Most of the nanoscale devices that currently exist are primitive, Akyildiz
says, but with communication the devices could collaborate and have a
collective intelligence.
That’s the question researchers are tackling—how would such nanonetworks
communicate? Because of their size, classical communication solutions will not
work. The team is turning its attention to nature for inspiration.
“We realized that nature already has all these nanomachines. Human cells are
perfect examples of nanomachines and the same is true of bacteria,” Akyildiz
says. “And so, the best bet for us is to look at bacteria behavior and learn
how bacteria are communicating and use those natural solutions to develop
solutions for future communication problems.”
Bacteria use chemical signals to communicate with one another through a
process called quorum sensing, which allows a population of single-celled
microbes to work like a multicellular organism. Originally discovered several
decades ago in unusual bioluminescent marine bacteria, it is now believed that
all bacteria “talk” to one another with chemical signals.

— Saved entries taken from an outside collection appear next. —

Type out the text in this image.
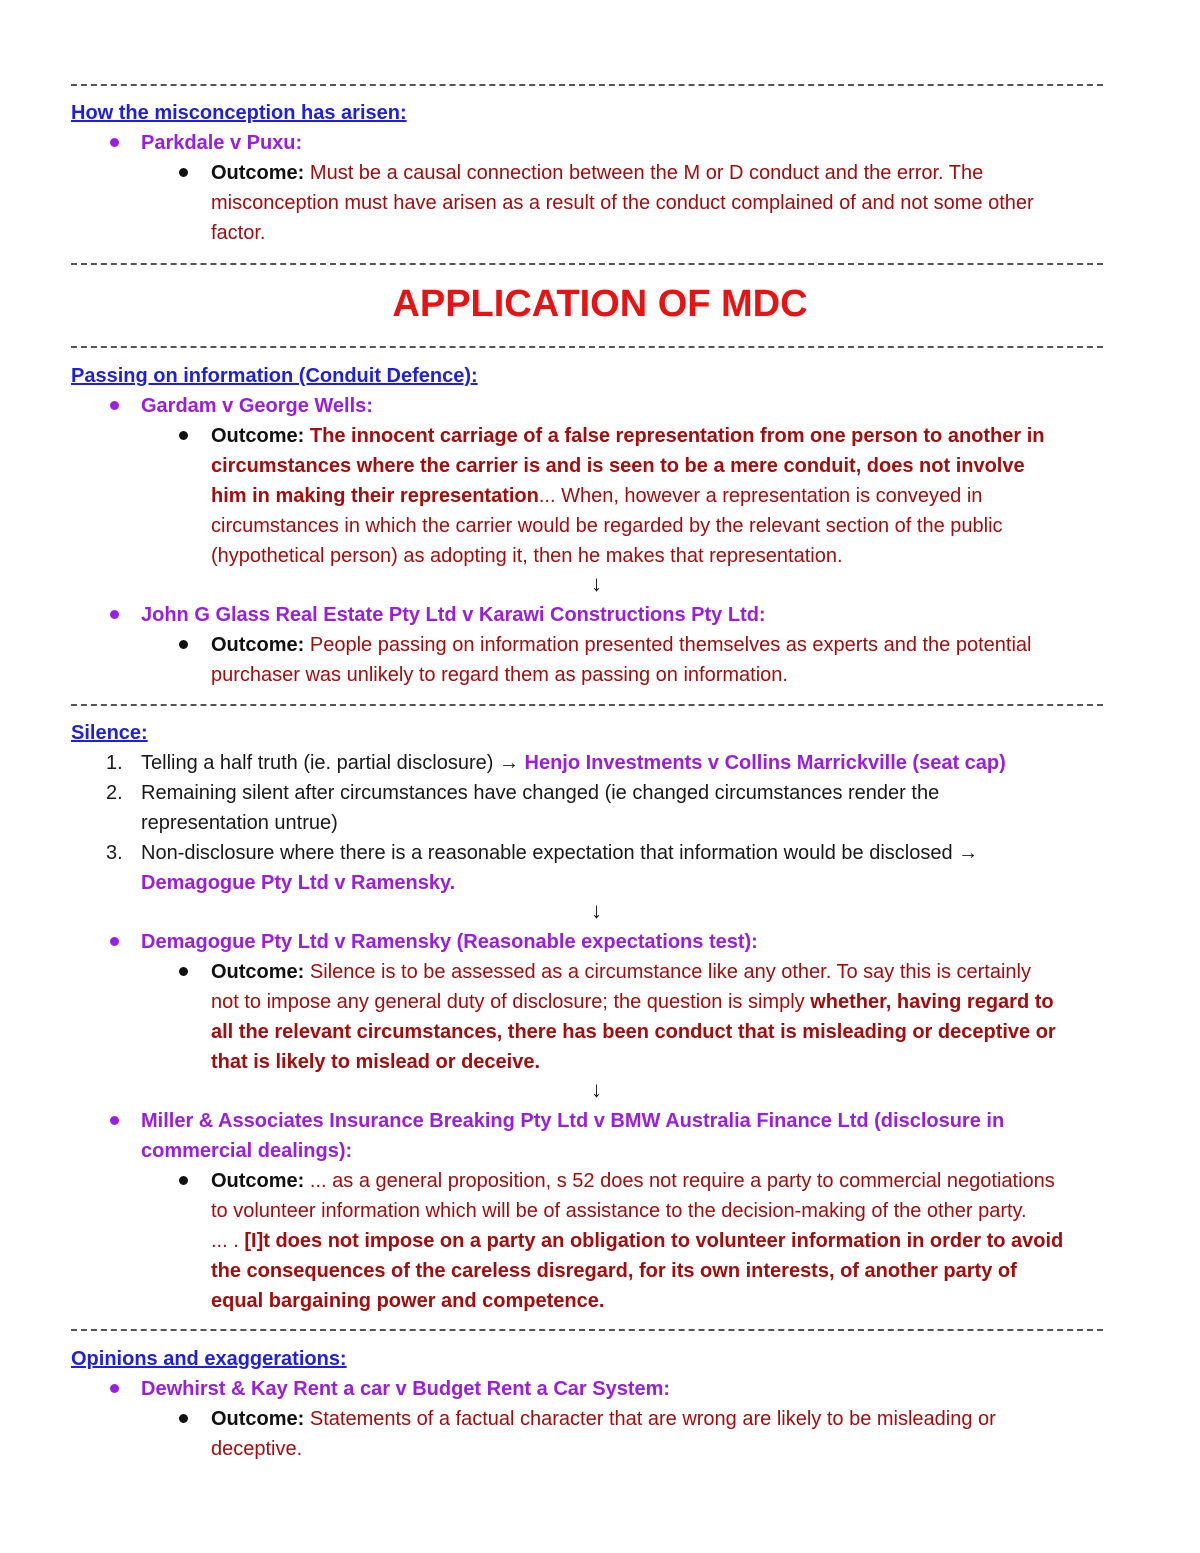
How the misconception has arisen:
Parkdale v Puxu:
Outcome: Must be a causal connection between the M or D conduct and the error. The
misconception must have arisen as a result of the conduct complained of and not some other
factor.
APPLICATION OF MDC
Passing on information (Conduit Defence):
Gardam v George Wells:
Outcome: The innocent carriage of a false representation from one person to another in
circumstances where the carrier is and is seen to be a mere conduit, does not involve
him in making their representation... When, however a representation is conveyed in
circumstances in which the carrier would be regarded by the relevant section of the public
(hypothetical person) as adopting it, then he makes that representation.
↓
John G Glass Real Estate Pty Ltd v Karawi Constructions Pty Ltd:
Outcome: People passing on information presented themselves as experts and the potential
purchaser was unlikely to regard them as passing on information.
Silence:
1. Telling a half truth (ie. partial disclosure) → Henjo Investments v Collins Marrickville (seat cap)
2. Remaining silent after circumstances have changed (ie changed circumstances render the
representation untrue)
3. Non-disclosure where there is a reasonable expectation that information would be disclosed →
Demagogue Pty Ltd v Ramensky.
↓
Demagogue Pty Ltd v Ramensky (Reasonable expectations test):
Outcome: Silence is to be assessed as a circumstance like any other. To say this is certainly
not to impose any general duty of disclosure; the question is simply whether, having regard to
all the relevant circumstances, there has been conduct that is misleading or deceptive or
that is likely to mislead or deceive.
↓
Miller & Associates Insurance Breaking Pty Ltd v BMW Australia Finance Ltd (disclosure in
commercial dealings):
Outcome: ... as a general proposition, s 52 does not require a party to commercial negotiations
to volunteer information which will be of assistance to the decision-making of the other party.
... . [I]t does not impose on a party an obligation to volunteer information in order to avoid
the consequences of the careless disregard, for its own interests, of another party of
equal bargaining power and competence.
Opinions and exaggerations:
Dewhirst & Kay Rent a car v Budget Rent a Car System:
Outcome: Statements of a factual character that are wrong are likely to be misleading or
deceptive.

Microbiologists are beginning to learn the “languages” bacteria speak and
what activities are controlled by this cellular communication. Many
disease-causing pathogenic bacteria use quorum sensing to turn on their toxins
and other factors to use against a host. Potential therapeutics are currently
being developed by some researchers that are designed to disrupt quorum sensing
by infectious bacteria.
“A single pathogenic bacterium in your body is unlikely to kill you,” says
Hammer, a microbial geneticist. “But since they communicate, the entire group
orchestrates this coordinated behavior using chemical communication and the end
result is that they work as a group to kill their host. So can we use that same
information in a positive way by harnessing and understanding the limits of the
communication?”
Georgia Tech researchers Hammer and Forest
will focus on experimentation to better understand the elements of bacterial
communication, and then work with the electrical and computer engineering
experts on the team to translate their findings into a possible communication
model for nanonetworks.
“This is really revolutionary research,” says Fekri, professor of electrical
and computer engineering. “No one has looked at these issues before. We are
dealing with the big challenges. It’s going to require a lot of talent and hard
work to address them.”
The project is expected to pave the way for research in nanoscale
communication. The range of applications of nanonetworks is incredibly wide,
from intra-body networks for health monitoring, cancer detection or drug
delivery to chemical and biological attack prevention systems.
At the end of four years, the team hopes to demonstrate the basic and fundamental
underlying theories for communication of nanodevices. They also hope to develop
a simulation tool for the public to use to see how machines can mimic bacteria
communication, which will hopefully attract other researchers to get involved
in investigating this area further.
“Existing paradigms for network protocols and algorithms do not apply
anymore. This is beyond the frontiers of networking research,” says Sivakumar. “It’s
really something that could change things and no one has done this before.”